Publié dans El Watan le 28 - 11 - 2015

Le 1er décembre 1985 à Alger s'éteignait M'hamed Issiakhem dans une Algérie qui ignorait encore le précipice qui l'attendait à l'issue de la décennie.
Son cortège funéraire provoqua un embouteillage mémorable sur la route de Baïnem, mêlant dans sa foule attristée des mondes parallèles et parfois connexes qui incarnaient bien sa vie si diverse : les milieux artistiques bien sûr, et pas seulement des peintres, et l'on y comptait les plus grands noms de la culture algérienne ; des «petites gens», tant le disparu cultivait des amitiés populaires dans les endroits les plus inattendus ; des enfants de ses «bleds», depuis le village natal de Taboudoucht, non loin d'Azzefoun, jusqu'à la Relizane de sa terrible enfance ; des compagnons d'émigration et d'exil de Paris, Leipzig et autres lieux d'Europe, en pleine guerre de Libération nationale ; des ministres, directeurs de société, hommes d'affaires, officiers supérieurs de l'armée, responsables du Parti, alors unique ; responsables de partis, alors clandestins, et jusqu'à de nombreux policiers avec lesquels il avait travaillé un temps, réalisant les portraits robots de recherche.
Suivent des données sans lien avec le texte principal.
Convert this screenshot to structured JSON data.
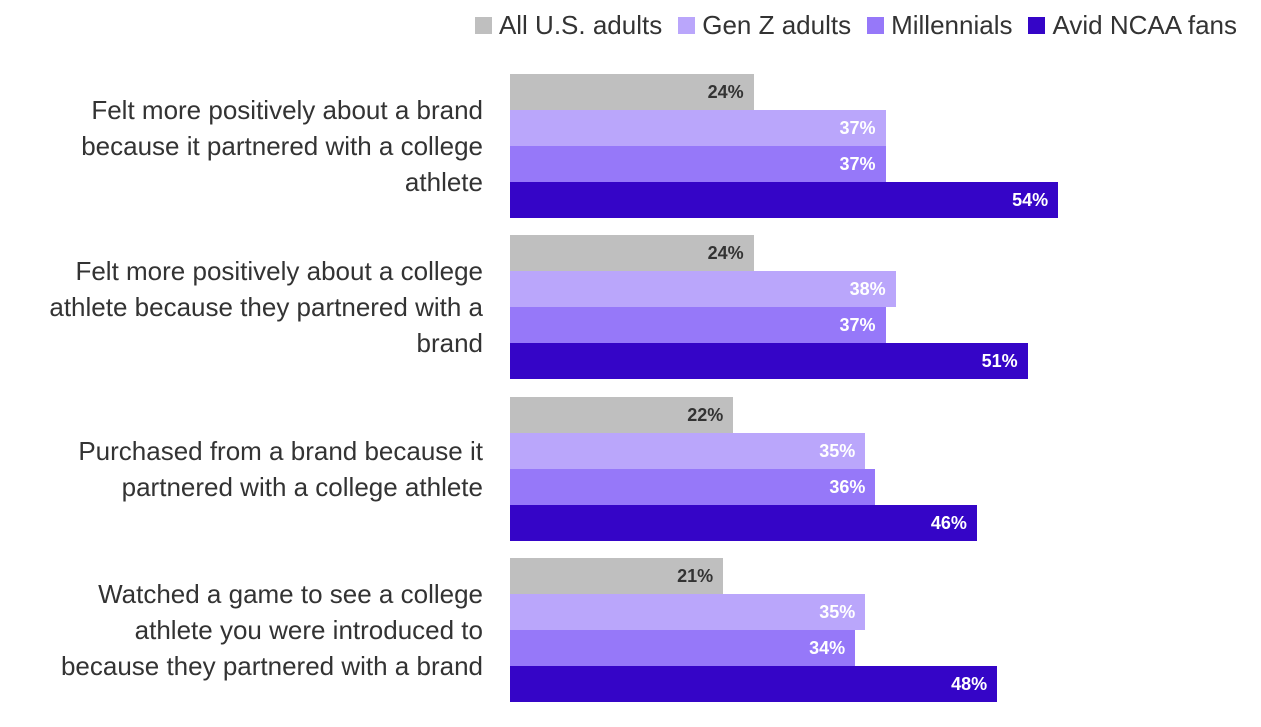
{
  "chart_data": {
    "type": "bar",
    "orientation": "horizontal",
    "categories": [
      "Felt more positively about a brand because it partnered with a college athlete",
      "Felt more positively about a college athlete because they partnered with a brand",
      "Purchased from a brand because it partnered with a college athlete",
      "Watched a game to see a college athlete you were introduced to because they partnered with a brand"
    ],
    "category_lines": [
      [
        "Felt more positively about a brand",
        "because it partnered with a college",
        "athlete"
      ],
      [
        "Felt more positively about a college",
        "athlete because they partnered with a",
        "brand"
      ],
      [
        "Purchased from a brand because it",
        "partnered with a college athlete"
      ],
      [
        "Watched a game to see a college",
        "athlete you were introduced to",
        "because they partnered with a brand"
      ]
    ],
    "series": [
      {
        "name": "All U.S. adults",
        "color": "#bfbfbf",
        "label_color": "#333333",
        "values": [
          24,
          24,
          22,
          21
        ],
        "labels": [
          "24%",
          "24%",
          "22%",
          "21%"
        ]
      },
      {
        "name": "Gen Z adults",
        "color": "#baa6fb",
        "label_color": "#ffffff",
        "values": [
          37,
          38,
          35,
          35
        ],
        "labels": [
          "37%",
          "38%",
          "35%",
          "35%"
        ]
      },
      {
        "name": "Millennials",
        "color": "#9678f9",
        "label_color": "#ffffff",
        "values": [
          37,
          37,
          36,
          34
        ],
        "labels": [
          "37%",
          "37%",
          "36%",
          "34%"
        ]
      },
      {
        "name": "Avid NCAA fans",
        "color": "#3505c7",
        "label_color": "#ffffff",
        "values": [
          54,
          51,
          46,
          48
        ],
        "labels": [
          "54%",
          "51%",
          "46%",
          "48%"
        ]
      }
    ],
    "xlim": [
      0,
      100
    ],
    "legend_position": "top-right",
    "grid": false
  }
}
On était venu de plusieurs grandes villes du pays mais aussi de coins perdus où l'on ignorait même qu'il était allé, d'Europe aussi, à partir de diverses escales, comme si cet homme avait eu plusieurs vies en une pour rencontrer autant de personnes, toutes différentes, et avoir le temps de nouer avec chacune d'entre elles assez de liens pour que l'on entende fuser de partout autant d'anecdotes aussi surprenantes les unes que les autres.
Si l'on avait fait la sociologie de cet enterrement, sans doute aurait-on pu dessiner un extraordinaire portrait robot de ce peintre qui a marqué profondément la vie artistique nationale et animé les jours et les nuits d'Alger et de nombreuses autres localités par ses éclats de joie ou de colère. Voilà donc trente ans qu'il s'en est allé, sans pouvoir boucler soixante ans d'existence, mais à l'issue d'une vie si riche de tumultes et de péripéties, de créations et de manifestations qu'on en vient à douter du décompte des années.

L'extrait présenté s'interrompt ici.